Component Error Source Handling Propagation
compute_adaptive_timeout JSON parse failure, missing file, jq error Return _stage_timeout_default() — never propagate errors upward Swallowed — logged as warning
compute_adaptive_timeout recalculate_stage_timeouts failure Fall back to default — recalculation is best-effort Swallowed
run_with_stage_timeout Timeout fires Kill process group, return exit 124 Propagated — caller must distinguish 124 from other failures
run_with_stage_timeout Command fails before timeout Kill watchdog, return original exit code Propagated — transparent to existing error handling
run_with_stage_timeout Race: command exits while kill fires Check if PID still alive before kill; kill 2>/dev/null Swallowed — harmless
recalculate_stage_timeouts DB unavailable, no events Write empty/default JSON, log warning Swallowed
record_stage_timeout_metric Event emission failure Best-effort `
get_timeout_dashboard_json Missing cache file Return JSON with defaults and zero samples Swallowed

Key error design principle: The timeout library must never prevent a pipeline from running. All computation errors fall back to sensible defaults. Only the enforcement outcome (exit 124) propagates to the caller.

Alternatives Considered

1. Inline in sw-pipeline.sh

Pros: Single file change, co-located with stage execution, no new imports. Cons: sw-pipeline.sh is already 3041 lines. Adding 200+ lines of timeout logic (computation, watchdog, metrics, dashboard data) violates single-responsibility. Impossible to unit-test the timeout logic without loading the entire pipeline. Mixes data access (event queries, JSON caching) with orchestration. Rejected because it makes the largest file even larger and prevents isolated testing.
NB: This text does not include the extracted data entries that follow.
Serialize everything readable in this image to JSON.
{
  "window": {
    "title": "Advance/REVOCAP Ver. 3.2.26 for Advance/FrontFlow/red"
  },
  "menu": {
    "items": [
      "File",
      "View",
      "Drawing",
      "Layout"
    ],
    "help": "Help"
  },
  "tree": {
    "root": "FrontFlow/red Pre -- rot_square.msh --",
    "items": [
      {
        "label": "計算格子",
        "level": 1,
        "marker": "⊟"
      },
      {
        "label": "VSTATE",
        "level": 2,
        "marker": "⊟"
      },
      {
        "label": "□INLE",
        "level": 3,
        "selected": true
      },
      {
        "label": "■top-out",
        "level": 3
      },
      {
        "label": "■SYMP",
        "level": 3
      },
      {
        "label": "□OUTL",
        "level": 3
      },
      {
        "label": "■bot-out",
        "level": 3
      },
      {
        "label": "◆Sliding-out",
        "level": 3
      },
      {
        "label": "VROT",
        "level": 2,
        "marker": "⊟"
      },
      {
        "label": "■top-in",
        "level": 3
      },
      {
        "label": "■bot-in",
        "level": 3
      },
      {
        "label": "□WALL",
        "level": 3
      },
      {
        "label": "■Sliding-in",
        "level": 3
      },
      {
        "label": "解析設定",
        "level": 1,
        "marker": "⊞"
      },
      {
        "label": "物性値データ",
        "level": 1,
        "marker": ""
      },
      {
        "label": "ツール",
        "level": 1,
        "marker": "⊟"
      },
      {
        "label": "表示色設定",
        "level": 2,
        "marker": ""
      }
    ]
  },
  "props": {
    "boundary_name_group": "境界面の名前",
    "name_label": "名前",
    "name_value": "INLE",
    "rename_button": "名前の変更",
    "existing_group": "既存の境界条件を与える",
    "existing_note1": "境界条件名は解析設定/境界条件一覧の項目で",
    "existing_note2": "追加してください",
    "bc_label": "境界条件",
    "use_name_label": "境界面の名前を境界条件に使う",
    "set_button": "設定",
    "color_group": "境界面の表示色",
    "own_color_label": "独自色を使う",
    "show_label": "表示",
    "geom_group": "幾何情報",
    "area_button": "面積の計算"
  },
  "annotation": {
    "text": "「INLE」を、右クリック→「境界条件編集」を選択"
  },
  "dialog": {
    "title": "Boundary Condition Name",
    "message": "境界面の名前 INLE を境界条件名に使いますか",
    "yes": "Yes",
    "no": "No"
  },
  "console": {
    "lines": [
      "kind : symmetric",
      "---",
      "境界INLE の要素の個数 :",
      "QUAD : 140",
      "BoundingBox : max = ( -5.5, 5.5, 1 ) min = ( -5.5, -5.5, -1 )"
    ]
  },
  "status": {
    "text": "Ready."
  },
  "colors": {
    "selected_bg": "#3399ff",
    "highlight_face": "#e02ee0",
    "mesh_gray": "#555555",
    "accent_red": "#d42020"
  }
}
2. Standalone script sw-stage-timeout.sh

Pros: Clean CLI entry point (sw stage-timeout dashboard), fully self-contained. Cons: Requires registration in the CLI router (scripts/sw), creates another 600+ line top-level script (already 100+ scripts). Functions can't be sourced by sw-pipeline.sh without also sourcing its CLI logic. Doesn't follow the lib/*.sh decomposition pattern used by all other pipeline subsystems (e.g., lib/pipeline-state.sh, lib/daemon-adaptive.sh). Rejected because it introduces a new integration pattern inconsistent with codebase conventions.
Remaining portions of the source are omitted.